In a case of first impression, the Appeals Court examined the breadth of a public employer’s immunity under Section 10(i) of the Massachusetts Tort Claims Act [MTCA] for wrongful release of a detainee. In McCarthy v. City of Waltham, the plaintiff’s decedent, James McCarthy, was placed under protective custody by City police after McCarthy’s father called to report that he was distraught, under the influence and possibly suicidal. Another relative then placed two telephone calls to the police department while McCarthy was in custody, expressing a desire to be present when McCarthy was released so that she could ensure that McCarthy did not harm himself. The dispatchers taking the calls variously indicated to the caller that an officer would call her or have McCarthy call her upon his release. The police, did neither, and shortly after his release, McCarthy committed suicide. McCarthy’s estate sued the City for negligence under the MTCA for failing to notify the family of his release.
After a jury found for the estate, the City moved for a directed verdict on the grounds that Sections 10(i) and 10(j) of the MTCA entitled the City to immunity. The trial court denied the motion and subsequently entered judgment for the plaintiff on a $100,000 jury verdict. The City appealed and the Appeals Court reversed, agreeing with the City that Section 10(j) entitled it to immunity because McCarthy’s self-destructive act was the “original cause” of the harm.

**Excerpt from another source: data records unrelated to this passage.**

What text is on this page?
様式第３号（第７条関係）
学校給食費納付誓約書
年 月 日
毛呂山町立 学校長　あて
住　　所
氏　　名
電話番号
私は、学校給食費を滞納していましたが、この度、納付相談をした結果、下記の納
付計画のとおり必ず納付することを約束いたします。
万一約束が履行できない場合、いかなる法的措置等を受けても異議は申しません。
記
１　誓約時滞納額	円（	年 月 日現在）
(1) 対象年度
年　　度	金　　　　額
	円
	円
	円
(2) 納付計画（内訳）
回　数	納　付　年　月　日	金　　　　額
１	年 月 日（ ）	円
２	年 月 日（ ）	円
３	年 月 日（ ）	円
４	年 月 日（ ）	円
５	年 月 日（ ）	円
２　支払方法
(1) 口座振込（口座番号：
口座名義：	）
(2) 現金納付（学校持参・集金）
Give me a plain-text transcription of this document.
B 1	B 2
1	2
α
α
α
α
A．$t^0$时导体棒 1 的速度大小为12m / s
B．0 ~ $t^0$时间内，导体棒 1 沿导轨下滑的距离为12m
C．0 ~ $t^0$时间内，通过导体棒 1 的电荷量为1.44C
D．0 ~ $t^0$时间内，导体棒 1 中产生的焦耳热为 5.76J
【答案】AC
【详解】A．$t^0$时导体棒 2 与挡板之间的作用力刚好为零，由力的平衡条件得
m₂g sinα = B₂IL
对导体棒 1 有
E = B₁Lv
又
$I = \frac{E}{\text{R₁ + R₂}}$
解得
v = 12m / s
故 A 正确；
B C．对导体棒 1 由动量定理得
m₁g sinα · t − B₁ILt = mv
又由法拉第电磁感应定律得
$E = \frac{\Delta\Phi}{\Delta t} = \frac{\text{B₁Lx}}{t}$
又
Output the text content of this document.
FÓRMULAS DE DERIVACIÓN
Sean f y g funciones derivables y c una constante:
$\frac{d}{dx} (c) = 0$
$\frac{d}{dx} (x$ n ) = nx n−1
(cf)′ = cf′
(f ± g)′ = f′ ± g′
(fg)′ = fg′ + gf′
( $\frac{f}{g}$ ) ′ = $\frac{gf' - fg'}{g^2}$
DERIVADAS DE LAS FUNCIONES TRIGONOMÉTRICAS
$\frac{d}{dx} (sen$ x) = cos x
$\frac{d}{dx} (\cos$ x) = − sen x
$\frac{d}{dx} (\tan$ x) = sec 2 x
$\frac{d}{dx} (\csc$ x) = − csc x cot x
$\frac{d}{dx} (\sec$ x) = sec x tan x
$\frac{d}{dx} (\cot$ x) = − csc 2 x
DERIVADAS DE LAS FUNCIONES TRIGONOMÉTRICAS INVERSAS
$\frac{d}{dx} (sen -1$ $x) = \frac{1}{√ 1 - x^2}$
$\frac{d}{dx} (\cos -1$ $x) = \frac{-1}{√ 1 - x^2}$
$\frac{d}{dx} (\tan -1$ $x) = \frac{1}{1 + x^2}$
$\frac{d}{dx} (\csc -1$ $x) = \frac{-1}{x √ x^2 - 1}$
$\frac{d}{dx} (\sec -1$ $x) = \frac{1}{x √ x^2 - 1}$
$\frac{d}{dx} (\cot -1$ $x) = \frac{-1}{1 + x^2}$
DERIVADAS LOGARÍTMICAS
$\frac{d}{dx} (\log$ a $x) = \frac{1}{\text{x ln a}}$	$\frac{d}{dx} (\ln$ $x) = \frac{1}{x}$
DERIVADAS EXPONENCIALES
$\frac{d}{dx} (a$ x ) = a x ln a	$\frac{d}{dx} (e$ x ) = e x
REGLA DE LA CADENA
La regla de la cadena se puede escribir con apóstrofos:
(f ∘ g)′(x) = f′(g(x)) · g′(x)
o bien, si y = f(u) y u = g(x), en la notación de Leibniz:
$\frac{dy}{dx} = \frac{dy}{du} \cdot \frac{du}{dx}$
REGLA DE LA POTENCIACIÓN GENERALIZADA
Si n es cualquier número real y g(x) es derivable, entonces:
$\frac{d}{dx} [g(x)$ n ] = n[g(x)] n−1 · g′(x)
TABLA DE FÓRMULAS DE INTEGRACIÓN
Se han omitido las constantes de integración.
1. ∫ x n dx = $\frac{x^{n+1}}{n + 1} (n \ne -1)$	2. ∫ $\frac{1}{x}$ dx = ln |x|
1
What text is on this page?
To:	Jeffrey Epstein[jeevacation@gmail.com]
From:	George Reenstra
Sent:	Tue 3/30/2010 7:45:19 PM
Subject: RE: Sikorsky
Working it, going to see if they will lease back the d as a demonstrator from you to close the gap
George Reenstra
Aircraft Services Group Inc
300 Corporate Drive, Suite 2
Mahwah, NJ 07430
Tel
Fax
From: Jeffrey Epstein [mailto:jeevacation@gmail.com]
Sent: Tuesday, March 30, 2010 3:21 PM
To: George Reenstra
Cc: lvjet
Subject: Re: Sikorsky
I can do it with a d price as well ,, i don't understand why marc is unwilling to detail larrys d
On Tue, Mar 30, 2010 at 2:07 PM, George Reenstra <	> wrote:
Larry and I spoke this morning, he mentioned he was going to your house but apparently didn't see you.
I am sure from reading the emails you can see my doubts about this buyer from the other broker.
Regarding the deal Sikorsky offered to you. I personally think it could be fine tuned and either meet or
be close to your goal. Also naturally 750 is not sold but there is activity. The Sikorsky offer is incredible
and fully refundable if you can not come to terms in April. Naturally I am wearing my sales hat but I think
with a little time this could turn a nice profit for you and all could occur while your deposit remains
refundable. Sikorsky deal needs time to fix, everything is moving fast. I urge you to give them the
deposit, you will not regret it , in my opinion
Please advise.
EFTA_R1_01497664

The McCarthy decision is also significant for its rejection, in dicta, of the City’s claim to immunity under Section 10(i). Section 10(i) affords immunity for, “an[y] claim based upon the release…of… a… detainee…from the custody of a public employer…unless gross negligence is shown….” Mass. Gen. Laws ch. 258, § 10(i). The City had argued that it was immune from suit pursuant to Section 10(i) because the plaintiff’s claim was based upon the decedent’s release from custody. Rejecting the City’s position, the Appeals Court observed:
Although it does not appear that any case has discussed whether [Section 10(i)] is applicable to a claim for injuries to the person released from custody, in addition to third parties who are injured by the person released, we conclude that the rulings of the motion and trial judges that excluded application of this form of immunity to the plaintiff’s claim were not erroneous. In our view, the intent of the statute is to allow a form of remedy to those injured by the actions of the person released. This intention is inferred from the language…that creates an exception to immunity when “gross negligence is shown….”
The Court’s narrow interpretation of Section 10(i) immunity (albeit in dicta) does not appear to be supported by the language of the statute. The Court is correct that Section 10(i) authorizes a cause of action for gross negligence to go forward. What is less clear is how the Court “infers” a limiting intent from that language, i.e., that Section 10(i) applies only to harm or injuries incurred by third parties. Indeed, the language used by the General Court is conspicuously broad, retaining immunity for “an[y] claim based upon” the release of a detainee. Mass. Gen. Laws ch. 258, § 10(i).
Although statutes waiving sovereign immunity must be strictly construed and immunity waived only to the extent expressed by the Legislature, it is true that such statutes still must be interpreted reasonably and in a manner that does not frustrate the Legislature’s intent. Todino v. Town of Wellfleet, 448 Mass. 234, 238 (2007). Even assuming, arguendo, that the Legislature drafted Section 10(i) with the intent of supplying a remedy for gross negligence to an innocent third party harmed by a detainee, it cannot be said that excusing the detainee from the preclusive effect of section 10(i) is necessary to further that intent. It must not be forgotten that, although McCarthy was a sympathetic case, Section 10(i) also applies to dangerous escapees and parolees. On the other hand, applying Section 10(i) to “any claim,” third party or not, is true to the statutory language and achieves that same result, serving only to additionally deprive the actual detainee, parolee, escapee, etc., of a cause of action for ordinary negligence. Neither the statutory language nor public policy is offended by doing so.